NIST selects backup algorithm for general encryption against quantum cyberattacks
The National Institute of Standards and Technology announced an algorithm that could serve as a second line of defense to ensure encrypted information stays encrypted in the face of an attack from a future quantum computer.
The standard, called HQC, is a backup for the main “post-quantum cryptography” algorithm NIST finalized for general encryption known as Module-Lattice-Based Key-Encapsulation Mechanism, or ML-KEM. According to a Tuesday announcement from the agency, HQC is based on different math and provides another form of protection, which could prove useful if a future quantum computer deciphers ML-KEM.
“As we advance our understanding of future quantum computers and adapt to emerging cryptanalysis techniques, it’s essential to have a fallback in case ML-KEM proves to be vulnerable,” Dustin Moody, a mathematician who leads the agency’s post-quantum cryptography project, said in a statement included in the release.
NIST, which is part of the Department of Commerce, said it plans to issue a draft standard for HQC in roughly a year for public comment and expects to release a finalized standard by 2027.
While quantum computing is in its early stages, NIST has been working for years to get ahead of an eventual “Q day,” or the day that quantum computers can break through the existing methods of encryption that protect digital information.
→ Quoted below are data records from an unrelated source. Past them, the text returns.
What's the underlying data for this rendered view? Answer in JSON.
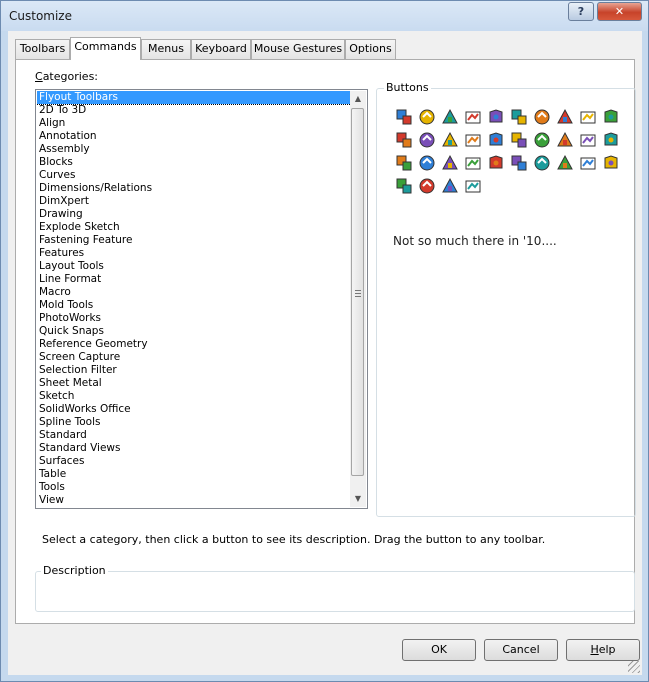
{
  "window": {
    "title": "Customize",
    "help_label": "?",
    "close_label": "✕"
  },
  "tabs": [
    {
      "label": "Toolbars"
    },
    {
      "label": "Commands",
      "active": true
    },
    {
      "label": "Menus"
    },
    {
      "label": "Keyboard"
    },
    {
      "label": "Mouse Gestures"
    },
    {
      "label": "Options"
    }
  ],
  "categories": {
    "label_mnemonic": "C",
    "label_rest": "ategories:",
    "selected": "Flyout Toolbars",
    "items": [
      "Flyout Toolbars",
      "2D To 3D",
      "Align",
      "Annotation",
      "Assembly",
      "Blocks",
      "Curves",
      "Dimensions/Relations",
      "DimXpert",
      "Drawing",
      "Explode Sketch",
      "Fastening Feature",
      "Features",
      "Layout Tools",
      "Line Format",
      "Macro",
      "Mold Tools",
      "PhotoWorks",
      "Quick Snaps",
      "Reference Geometry",
      "Screen Capture",
      "Selection Filter",
      "Sheet Metal",
      "Sketch",
      "SolidWorks Office",
      "Spline Tools",
      "Standard",
      "Standard Views",
      "Surfaces",
      "Table",
      "Tools",
      "View"
    ]
  },
  "buttons_group": {
    "legend": "Buttons",
    "icons": [
      "flyout-align-icon",
      "flyout-annotation-icon",
      "text-a-icon",
      "note-box-icon",
      "assembly-cube-icon",
      "spline-curve-icon",
      "sketch-entity-icon",
      "crosshair-icon",
      "grid-layout-icon",
      "stairs-icon",
      "globe-arrow-icon",
      "bold-italic-icon",
      "surface-icon",
      "line-format-icon",
      "macro-run-icon",
      "mold-box-icon",
      "target-icon",
      "sparkle-icon",
      "screen-capture-icon",
      "filter-icon",
      "sheet-metal-icon",
      "sketch-pencil-icon",
      "solidworks-office-icon",
      "spline-icon",
      "save-icon",
      "standard-views-icon",
      "surface-patch-icon",
      "table-icon",
      "tools-icon",
      "view-icon",
      "globe-icon",
      "dimxpert-icon",
      "photoworks-icon",
      "reference-geometry-icon"
    ],
    "note": "Not so much there in '10...."
  },
  "hint": "Select a category, then click a button to see its description. Drag the button to any toolbar.",
  "description": {
    "legend": "Description",
    "text": ""
  },
  "footer": {
    "ok_label": "OK",
    "cancel_label": "Cancel",
    "help_mnemonic": "H",
    "help_rest": "elp"
  }
}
Current encryption is difficult for standard computers to crack, but future quantum computers are expected to be able to break through those algorithms, which would put information across the globe at risk of compromise.
The post-quantum cryptography, or PQC, algorithms being finalized by NIST are designed to protect against that scenario.
As part of that work, NIST already released its first three finalized post-quantum cryptography algorithms in August 2024, including ML-KEM and two other algorithms for digital signatures — authentication for electronic messages like emails and credit card transactions.
In addition to the announcement of HQC on Tuesday, NIST disclosed that a draft of a standard being built around an algorithm known as FALCON — which is also for digital signatures — will “be released shortly as FIPS 206.” NIST previously estimated that the draft would be published by late 2024.
Per the release, the HQC algorithm is based on a mathematical concept known as error-correcting codes. That concept has been deployed for decades in information security, including for NASA missions. HQC stands for Hamming Quasi-Cyclic, a reference to Richard Hamming, who is credited with developing the concept of error correction codes.
According to the release, Moody said HQC is a longer algorithm than ML-KEM and as a result, needs more computing resources. It was selected by reviewers as a backup due to its “clean and secure operation,” the release said. NIST also released a report on all of the candidate algorithms it evaluated and why HQC was ultimately selected.